See you on the wire.

Steven

Sunday, August 3, 2008

Failure is not an option

I'm sure you have heard the phrase "Failure is not an option" many times before. There is a book entitled "Failure Is Not An Option" about education reform, and another "Failure Is Not An Option" about the space program and a statement said during the Apollo 13 mission.

However, as most of us know not only is failure an option, but it is a real path that happens all the time. In his blog, Alexander Kjerulf writes that the failure is not an option mantra needs to go and get replaced by "Failure happens. Deal with it."

I have a different point of view. I say that not only does failure happen, but we should be looking to fail as frequently and as quickly as possible ... my intention is to "Fail Forward Fast" I don't know who I heard that from (maybe Peter Drucker), but it stuck. Success doesn't usually come in a straight line. It is usually littered with many failures. We don't learn to walk and talk the first time we try ... so why should other things come so easily.

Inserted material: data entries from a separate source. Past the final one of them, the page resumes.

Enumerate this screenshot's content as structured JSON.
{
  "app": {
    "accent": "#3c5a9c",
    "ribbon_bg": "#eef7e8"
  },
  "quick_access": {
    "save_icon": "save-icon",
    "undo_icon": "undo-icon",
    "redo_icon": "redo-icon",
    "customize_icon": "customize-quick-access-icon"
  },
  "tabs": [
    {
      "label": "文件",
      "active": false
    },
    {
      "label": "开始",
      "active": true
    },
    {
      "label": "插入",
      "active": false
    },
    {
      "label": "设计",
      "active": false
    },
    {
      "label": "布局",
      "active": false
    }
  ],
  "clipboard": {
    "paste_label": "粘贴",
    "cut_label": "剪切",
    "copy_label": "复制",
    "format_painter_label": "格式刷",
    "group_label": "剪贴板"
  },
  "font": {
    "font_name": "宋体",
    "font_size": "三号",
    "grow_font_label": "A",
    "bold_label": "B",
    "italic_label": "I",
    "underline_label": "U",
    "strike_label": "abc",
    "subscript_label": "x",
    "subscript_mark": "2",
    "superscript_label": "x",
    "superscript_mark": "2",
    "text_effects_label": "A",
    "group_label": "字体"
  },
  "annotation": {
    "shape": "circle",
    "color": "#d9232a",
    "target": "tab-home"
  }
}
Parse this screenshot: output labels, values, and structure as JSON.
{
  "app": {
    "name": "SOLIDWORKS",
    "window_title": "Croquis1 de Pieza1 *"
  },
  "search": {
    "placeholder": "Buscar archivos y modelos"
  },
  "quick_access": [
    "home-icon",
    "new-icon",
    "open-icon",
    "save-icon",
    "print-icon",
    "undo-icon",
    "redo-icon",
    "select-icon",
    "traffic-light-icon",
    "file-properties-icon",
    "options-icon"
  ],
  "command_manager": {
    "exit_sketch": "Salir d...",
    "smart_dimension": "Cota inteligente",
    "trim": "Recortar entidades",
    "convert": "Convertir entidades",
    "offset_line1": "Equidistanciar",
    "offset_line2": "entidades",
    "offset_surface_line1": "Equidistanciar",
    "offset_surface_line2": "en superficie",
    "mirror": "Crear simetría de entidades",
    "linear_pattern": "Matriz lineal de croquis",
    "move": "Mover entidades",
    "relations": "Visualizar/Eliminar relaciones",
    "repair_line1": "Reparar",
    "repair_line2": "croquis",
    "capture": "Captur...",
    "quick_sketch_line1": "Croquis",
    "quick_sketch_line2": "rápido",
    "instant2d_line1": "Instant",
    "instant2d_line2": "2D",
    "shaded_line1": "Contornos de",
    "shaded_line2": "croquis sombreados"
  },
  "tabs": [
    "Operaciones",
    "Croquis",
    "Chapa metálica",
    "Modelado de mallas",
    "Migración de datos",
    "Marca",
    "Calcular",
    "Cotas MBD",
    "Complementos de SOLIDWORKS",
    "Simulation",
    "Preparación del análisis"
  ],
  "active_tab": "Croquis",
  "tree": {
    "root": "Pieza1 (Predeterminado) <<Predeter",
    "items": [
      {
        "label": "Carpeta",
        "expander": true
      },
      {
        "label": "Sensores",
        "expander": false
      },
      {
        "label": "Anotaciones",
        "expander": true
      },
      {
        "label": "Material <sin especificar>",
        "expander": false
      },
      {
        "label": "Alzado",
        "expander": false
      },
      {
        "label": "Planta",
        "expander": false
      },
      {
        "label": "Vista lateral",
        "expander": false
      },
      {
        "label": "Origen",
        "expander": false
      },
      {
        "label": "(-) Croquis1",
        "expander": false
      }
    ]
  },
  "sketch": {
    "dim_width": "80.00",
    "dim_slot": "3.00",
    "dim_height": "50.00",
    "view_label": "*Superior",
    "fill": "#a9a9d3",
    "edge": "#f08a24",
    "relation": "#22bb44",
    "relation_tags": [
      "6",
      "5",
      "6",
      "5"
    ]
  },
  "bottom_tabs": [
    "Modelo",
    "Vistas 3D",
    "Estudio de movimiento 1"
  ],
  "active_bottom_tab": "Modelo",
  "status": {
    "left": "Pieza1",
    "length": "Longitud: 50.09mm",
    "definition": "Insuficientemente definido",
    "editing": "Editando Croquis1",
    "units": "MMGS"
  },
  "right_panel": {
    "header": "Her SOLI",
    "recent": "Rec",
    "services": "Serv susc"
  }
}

I say failure with gusto. If you are not failing you are not trying hard enough. The key is to increase your cycle time. To increase the speed at which you can fail so you can quickly try something else. "Fail Forward Slow" is an excruciating path that you don't want to be on.

In the "Book of 5 Rings", the author (an old world Samurai) has to deal with failure (in his world death) on a consistent basis. Not only is he not afraid to die, he actually seeks it out. He doesn't make decisions out of fear of failing. He just makes decisions based on how to live ... failures or not. And that is where you and I want to be ... looking for failure ... expecting it ... pushing for it ... pushing our limits so we get the chance to fail ... and then ... of all things ... when failure is not only just an option but a probability ... we'll find success.